You would have thought that a group that disavows every credo of Anglo-Saxon civilisation would not copycat the technology of the European kindred it lampoons. In its latest offensive, which culminated in the destruction of Bama near Maiduguri, over 200 heavily armed militants in a motorised column of vehicles and motorbikes with rocket-propelled grenades attacked police stations, military barracks and government buildings.
In previous outings it had attacked non-European targets like mosques, motor parks, Muslim traditional rulers like the revered Emir of Kano and Emir of Fika. A suicide bomber detonated himself at a mosque in Maiduguri in July 2012, after Friday prayers. His target was believed to have been the most senior Muslim leader in Borno, Abubakar Umar Garbai El-Kanemi. He narrowly escaped death, but five other worshippers were killed.
The choice of targets is a brainteaser to many who seek to unravel the true motivation of Boko Haram. Why would an authentic crusader of Sharia, nay, Muslim interests, seek to annihilate the poster boy of Islam as they sought to do with the assassination attempt on the Emir of Kano? Informed commentators and politicians in the North believe that Boko Haram’s public posturing is a ruse for other hidden objectives because the 5-star studded lifestyle of its founder Mohammed Yusuf had all the trappings and luxury paraphernalia of a superstar.
Governor Isa Yuguda of Bauchi State, in appraising Boko Haram, said: “Mohammed Yusuf beclouded his people by living a life of deception. Imagine, their leader is about 32 years old, he rides exotic cars including expensive jeeps, has his children in choice private schools receiving sound and quality education, has private lawyers and doctors who treat and attend to him, yet he has the powers to indoctrinate people.”
It may be politically correct to dismiss the BH founder as another run-of-the-mill charlatan who operated at the lunatic fringe. But that does not explain the staying power of the organisation that has impressively waxed strong five years after Yusuf met his waterloo. Not to talk of its escalation, sophistication, local sympathies and tacit support from a segment of the northern elite.
Tonnes of verbiage have been expended on the aetiology, structure and appropriate government response to contain this BH threat. But it appears inexperience on the part of security apparatuses and policy interventions has exacerbated the problem. There seems to be divergent and contradictory narratives of official line because in one breath we are regaled with stories of ‘moles’, saboteurs and fifth columnists that have penetrated the various echelon of the administration. In another breath, salacious pieces are dished out of how a coalition of out-of-job political fixers, retired army officers and disenchanted influence peddlers who lost out in the North-South tussle over rotational presidency are transferring their aggression and piling pressure on President Jonathan.

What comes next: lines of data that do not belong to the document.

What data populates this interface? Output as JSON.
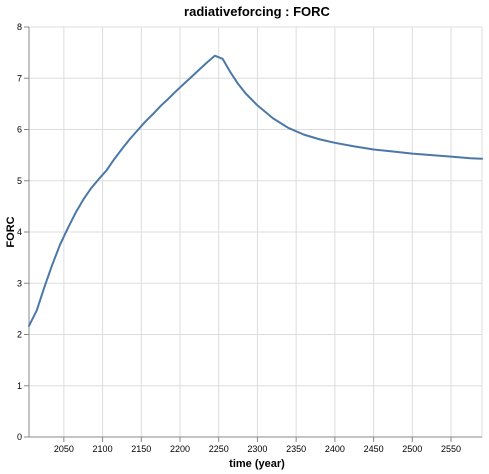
{
  "chart_data": {
    "type": "line",
    "title": "radiativeforcing : FORC",
    "xlabel": "time (year)",
    "ylabel": "FORC",
    "xlim": [
      2005,
      2590
    ],
    "ylim": [
      0,
      8
    ],
    "x_ticks": [
      2050,
      2100,
      2150,
      2200,
      2250,
      2300,
      2350,
      2400,
      2450,
      2500,
      2550
    ],
    "y_ticks": [
      0,
      1,
      2,
      3,
      4,
      5,
      6,
      7,
      8
    ],
    "grid": true,
    "series": [
      {
        "name": "FORC",
        "color": "#4c78a8",
        "x": [
          2005,
          2015,
          2025,
          2035,
          2045,
          2055,
          2065,
          2075,
          2085,
          2095,
          2105,
          2115,
          2125,
          2135,
          2145,
          2155,
          2165,
          2175,
          2185,
          2195,
          2205,
          2215,
          2225,
          2235,
          2245,
          2255,
          2265,
          2275,
          2285,
          2300,
          2320,
          2340,
          2360,
          2380,
          2400,
          2425,
          2450,
          2475,
          2500,
          2525,
          2550,
          2575,
          2590
        ],
        "values": [
          2.17,
          2.47,
          2.93,
          3.36,
          3.75,
          4.07,
          4.37,
          4.63,
          4.85,
          5.03,
          5.2,
          5.42,
          5.62,
          5.81,
          5.98,
          6.15,
          6.3,
          6.46,
          6.6,
          6.75,
          6.89,
          7.03,
          7.17,
          7.31,
          7.44,
          7.38,
          7.12,
          6.89,
          6.7,
          6.47,
          6.22,
          6.03,
          5.9,
          5.81,
          5.74,
          5.67,
          5.61,
          5.57,
          5.53,
          5.5,
          5.47,
          5.44,
          5.43
        ]
      }
    ]
  }
}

That sounds plausible given the 2011 pre-election rant and threats made by certain northern politicians, such as ex-governor Lawal Kaita who threatened to make the country ungovernable for President Jonathan or any other Southerner who finds himself into the seat of power. Kaita further brimmed fire when he asserted: “A northerner must emerge in 2015 or Nigeria will divide.” When you add up these inflammatory statements with the provocative intervention of Farouk Aliyu, and Adamu Ciroma’s seditious Dan Fodio threat, you definitely will detect the body language of pro-insurgent sympathisers.
The upshot of all this is that President Jonathan has a piece of cake to chew. A Nigerian proverb pontificates that when a handshake gets past the knuckles, wrestling begins. And that precisely is what the Brahmins are getting at. All this talk of amnesty committee must be jettisoned, because it conveys the wrong signals. Amnesty translates to a policy of appeasement. And when deployed as an instrument of public policy, the result is an unmitigated disaster.
Recall the humiliation suffered by Neville Chamberlain, ex-British prime minister, who in 1939 went grovelling to Adolf Hitler with a spurious appeasement war-avoidance land deal with the warmongers in Berlin. Not only did the deal fall flat in his face, but he lost his job to a doughty Winston Churchill who in alliance with the allied powers fought the Germans to a halt. Back home, the late Aguiyi Ironsi travelled to an Ibadan conference in 1966 to appease certain traditional rulers across the Niger/Benue confluence. What did he get? The ‘butcher’ at Ibadan who was part of his security detail got him assassinated.
As the president and commander in chief, President Jonathan should get the nation’s security apparatuses to think outside the box and step up their game. It took France just two weeks to smoke out the Tuaregs from Mali. If we must seek regional or multinational force, then why not? In any case, those so-called elders beating the tom-tom of war are now toothless bulldogs, because the vassals they used for their dirty jobs in the past are no longer with them.
Torti is a management consultant and public policy analyst.